Palmquist didn’t look so good, what with the contusions and the stitches and the cast on his arm. But it was more than just the beating he took. His face was moon-white and his eyes were ponds of black, simmering liquid sunken into red-rimmed sockets. To Romero he looked like a guy coming off heroin, like his soul had been milked dry.

He didn’t say anything at first, so Romero said, “Tell me about it, Cherry. Tell me all about it.”

But the kid did not lift his head. “I…can you get me some speed, Romero? Some Dexedrine or uppers? Caffeine pills even? Anything like that? Something that’ll keep me awake, I don’t care what it is.”

“Probably,” Romero told him. “If I can get it past the hog out there.”

“If you can’t do that, get me a fucking razor.”

Romero just watched him. Suicidal now. He had sunken that low. Romero knew, of course, what had happened to Heslip and Burgon. He’d heard all about it that morning. But unlike the affair with Weems, Romero had slept through it…with a little help from some sedatives. “You think that’s the answer, Cherry? Pills and razors?”

“I can’t go to sleep,” Palmquist said in a cool, lifeless voice. “Maybe not ever again, but sure as hell not tonight.”

“Why is that?”

“You know why.”

Romero figured he did. “I heard it,” he said, sighing. “I heard it the night it got Weems. I heard something up there with you and you know what, Cherry? It scared the piss right out of me. I heard that business up in your bunk, but I didn’t have the balls to go and look.”

“I’m glad you didn’t, he…”

“Yes?”

Palmquist just shook his head. “I hated Weems and Gordo, those other two…”

“Nothing but trash, Cherry. Human trash.”

“…yeah, sure, but ah,-us' heigyou gotta believe me, Romero, I never meant for them to…oh Jesus, this has gone way too far and I’m to blame. All those cons, they fucking hate me and they want me dead. I wish they’d killed me this morning.” He said it and he meant it, too, you could hear the pain in his voice. “Funny, ain’t it? All day long I been wishing they’d killed me. It’s the only thing that sounds good to me right now.”

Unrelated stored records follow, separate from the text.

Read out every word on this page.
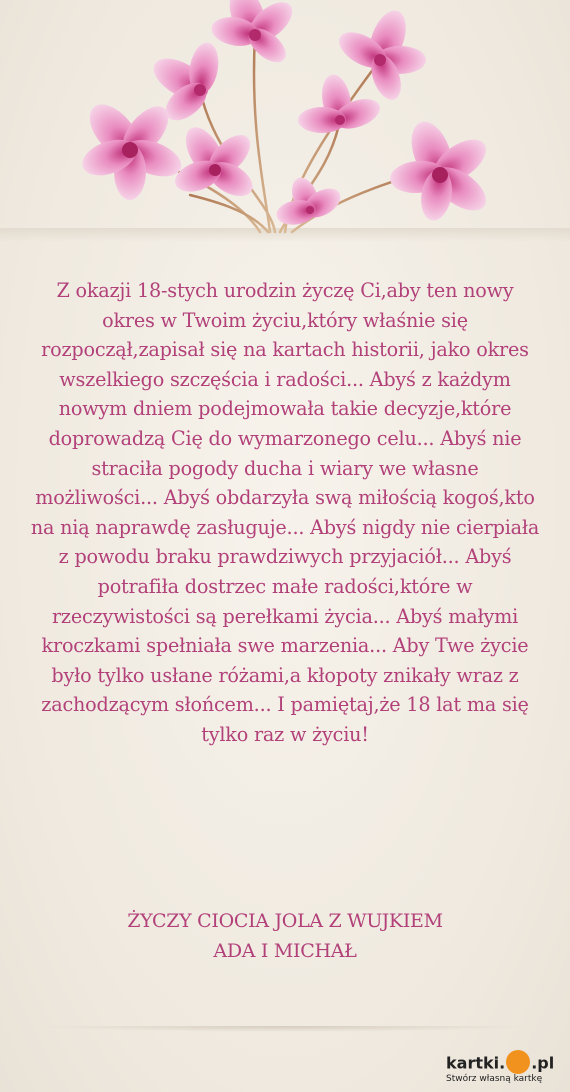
Z okazji 18-stych urodzin życzę Ci,aby ten nowy okres w Twoim życiu,który właśnie się rozpoczął,zapisał się na kartach historii, jako okres wszelkiego szczęścia i radości... Abyś z każdym nowym dniem podejmowała takie decyzje,które doprowadzą Cię do wymarzonego celu... Abyś nie straciła pogody ducha i wiary we własne możliwości... Abyś obdarzyła swą miłością kogoś,kto na nią naprawdę zasługuje... Abyś nigdy nie cierpiała z powodu braku prawdziwych przyjaciół... Abyś potrafiła dostrzec małe radości,które w rzeczywistości są perełkami życia... Abyś małymi kroczkami spełniała swe marzenia... Aby Twe życie było tylko usłane różami,a kłopoty znikały wraz z zachodzącym słońcem... I pamiętaj,że 18 lat ma się tylko raz w życiu!

ŻYCZY CIOCIA JOLA Z WUJKIEM
ADA I MICHAŁ
kartki. .pl
Stwórz własną kartkę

Romero thought about it long and hard. He lit a cigarette, blew the smoke out through his nostrils. “Tell me something, Cherry. Whatever’s going on with you, it’s happened before, hasn’t it? I mean, c’mon, this…whatever in the fuck it is…it can’t be a new thing.”

“It’s not.”

“It targets your enemies, doesn’t it?”

“Anything it thinks is a threat to me.”

Romero put a hand on his arm, said, “C’mon, kid, what the hell is this about?”